A NEW scheme at the University of Portsmouth aims to help students from disadvantaged backgrounds excel.
And now, the project, run by dean of science at the university Professor Sherria Hoskins, has been awarded £500,000 by Hefce, the Higher Education Funding Council for England.
She and Dr Jessica Gagnon, senior research fellow at the school of education and childhood studies, will lead the project with 5,200 university students and 800 university staff who work with them at five universities.
The students who will benefit are from the groups least likely to apply to university and, if they do attend, most likely to drop out, or not perform well academically, despite entering with excellent qualifications.
The main aim of the project is to try and close the attainment gap in black and minority ethnic groups and those from the working class.
Prof Hoskins said: ‘This is the first time a group of UK universities have joined forces to trial a project which has the potential to eradicate the impact of stereotype threat on performance in university students.
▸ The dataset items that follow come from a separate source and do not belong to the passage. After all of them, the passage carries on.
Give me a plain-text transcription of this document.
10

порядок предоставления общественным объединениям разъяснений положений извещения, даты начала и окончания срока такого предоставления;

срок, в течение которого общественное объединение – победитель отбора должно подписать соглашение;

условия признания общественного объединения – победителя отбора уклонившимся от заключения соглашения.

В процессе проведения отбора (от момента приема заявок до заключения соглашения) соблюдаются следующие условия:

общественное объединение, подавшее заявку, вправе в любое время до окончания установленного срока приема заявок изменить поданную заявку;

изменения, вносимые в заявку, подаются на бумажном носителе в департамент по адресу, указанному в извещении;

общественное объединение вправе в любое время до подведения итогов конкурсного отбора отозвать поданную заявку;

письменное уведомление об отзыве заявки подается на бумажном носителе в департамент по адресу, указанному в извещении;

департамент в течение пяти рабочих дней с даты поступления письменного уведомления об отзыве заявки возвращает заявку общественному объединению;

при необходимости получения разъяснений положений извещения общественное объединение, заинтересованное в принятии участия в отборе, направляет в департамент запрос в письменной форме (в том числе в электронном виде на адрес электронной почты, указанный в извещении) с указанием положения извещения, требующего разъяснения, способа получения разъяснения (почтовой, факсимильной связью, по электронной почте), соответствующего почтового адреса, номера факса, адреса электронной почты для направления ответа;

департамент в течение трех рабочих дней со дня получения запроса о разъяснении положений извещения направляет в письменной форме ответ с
‘I’m delighted to have won funding.
‘It underlines the urgent need to find out why some people who are more than capable intellectually of studying at university so often fail to complete their courses, or do so with lower grades.
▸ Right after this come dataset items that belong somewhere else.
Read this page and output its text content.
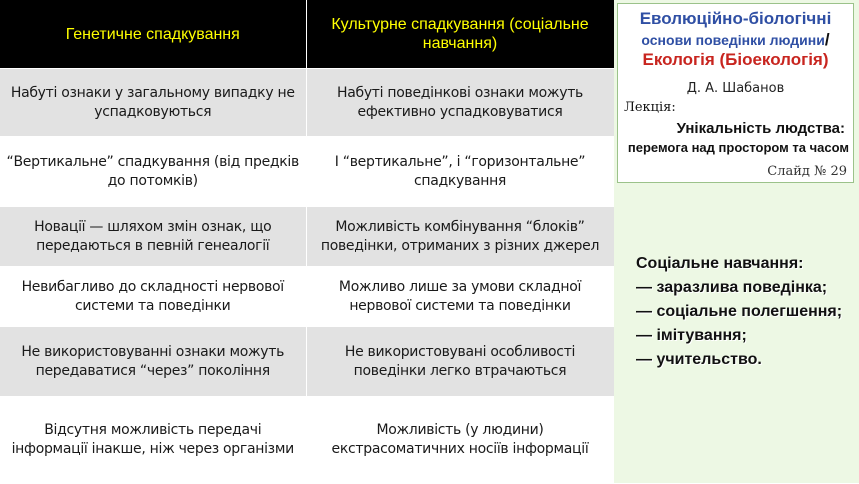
Генетичне спадкування	Культурне спадкування (соціальне навчання)
Набуті ознаки у загальному випадку не успадковуються	Набуті поведінкові ознаки можуть ефективно успадковуватися
“Вертикальне” спадкування (від предків до потомків)	І “вертикальне”, і “горизонтальне” спадкування
Новації — шляхом змін ознак, що передаються в певній генеалогії	Можливість комбінування “блоків” поведінки, отриманих з різних джерел
Невибагливо до складності нервової системи та поведінки	Можливо лише за умови складної нервової системи та поведінки
Не використовуванні ознаки можуть передаватися “через” покоління	Не використовувані особливості поведінки легко втрачаються
Відсутня можливість передачі інформації інакше, ніж через організми	Можливість (у людини) екстрасоматичних носіїв інформації
Еволюційно-біологічні
основи поведінки людини/
Екологія (Біоекологія)
Д. А. Шабанов
Лекція:
Унікальність людства:
перемога над простором та часом
Слайд № 29
Соціальне навчання:
— заразлива поведінка;
— соціальне полегшення;
— імітування;
— учительство.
‘We expect the results will help bring about a sea change for young people from disadvantaged backgrounds who have the potential to study and do extremely well at university.’
The project will run from this September at student and staff workshops at the University of Portsmouth, University of the Arts, London, Canterbury Christ Church University, the University of Brighton, and the University of Winchester.
Experts at all five universities will work with students and their teachers on changing mindsets, bias reduction and habit breaking.
The first results of the two-year study are expected in June 2018.